While being bitten can be upsetting, an adult needs to remain as calm as possible after a toddler bites. Most children are biting to release some tension or feelings of frustration, so having an adult angry with them will only add to those negative feelings. Instead, the caregiver should firmly tell the child that it is not OK to bite and redirect her behavior. Reacting in a calm way will not give the biting too much attention, which could actually reinforce the behavior in the future.
Offer More Attention
A toddler who is biting might be seeking more attention without a way to express those feelings. A caregiver can offer the child some individual attention by playing with her for a designated amount of time. This will allow the child to express her feelings in a safer environment. When a caregiver notices a toddler might be about to bite, she can intervene and allow the child to release their feelings of frustration in another way such as crying.
Offer an Alternative
Many times toddlers bite because their use of language hasn't developed to the point where they can express their feelings. They might be frustrated that a playmate took a toy, or feel stressed about a change in their routine at home. Caregivers can help children learn by modeling the language they should use, such as saying, "I see you are angry." If they are not ready to use words, the adults can offer a more acceptable form of expressing anger, such as punching a pillow or tearing pieces of scrap paper.
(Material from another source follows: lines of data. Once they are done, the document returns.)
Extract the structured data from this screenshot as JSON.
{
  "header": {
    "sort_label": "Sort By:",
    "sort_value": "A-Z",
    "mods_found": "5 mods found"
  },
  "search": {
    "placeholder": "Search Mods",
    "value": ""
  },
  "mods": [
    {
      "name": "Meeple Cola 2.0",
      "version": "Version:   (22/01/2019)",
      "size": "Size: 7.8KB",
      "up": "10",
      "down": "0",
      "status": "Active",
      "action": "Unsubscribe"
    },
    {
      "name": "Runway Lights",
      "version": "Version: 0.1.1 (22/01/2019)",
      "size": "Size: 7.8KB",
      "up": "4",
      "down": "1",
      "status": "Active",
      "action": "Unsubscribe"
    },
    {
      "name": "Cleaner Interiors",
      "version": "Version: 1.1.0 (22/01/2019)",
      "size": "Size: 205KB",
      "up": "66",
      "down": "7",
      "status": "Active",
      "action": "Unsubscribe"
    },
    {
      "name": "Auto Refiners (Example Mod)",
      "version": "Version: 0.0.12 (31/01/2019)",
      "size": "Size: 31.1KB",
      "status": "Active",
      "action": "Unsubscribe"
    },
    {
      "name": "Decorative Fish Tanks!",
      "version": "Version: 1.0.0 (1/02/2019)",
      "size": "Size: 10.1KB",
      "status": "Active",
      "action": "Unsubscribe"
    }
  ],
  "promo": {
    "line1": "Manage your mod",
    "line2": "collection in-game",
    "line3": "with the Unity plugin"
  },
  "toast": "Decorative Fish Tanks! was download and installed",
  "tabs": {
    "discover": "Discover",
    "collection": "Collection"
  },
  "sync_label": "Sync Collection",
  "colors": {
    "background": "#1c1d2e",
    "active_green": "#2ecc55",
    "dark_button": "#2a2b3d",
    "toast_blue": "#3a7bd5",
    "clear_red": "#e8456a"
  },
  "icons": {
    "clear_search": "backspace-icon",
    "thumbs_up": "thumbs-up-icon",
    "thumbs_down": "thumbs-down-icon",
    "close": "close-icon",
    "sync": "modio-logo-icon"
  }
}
Remove the Child from the Setting
Once caregivers tell a toddler that biting is not acceptable, they can remove the child from the setting by putting her in a time-out or by redirecting her play, depending on the age of the child. Children younger than 18 months often are not able to sit in a time-out, but could be moved to a new area. Older toddlers can sit away from other play activities for up to one minute per year of their age. It is important for caregivers not to try to explain why biting is inappropriate, because young children do not have the ability to understand this or empathize with the person who was bitten. Instead, they should just simply state "We don't bite."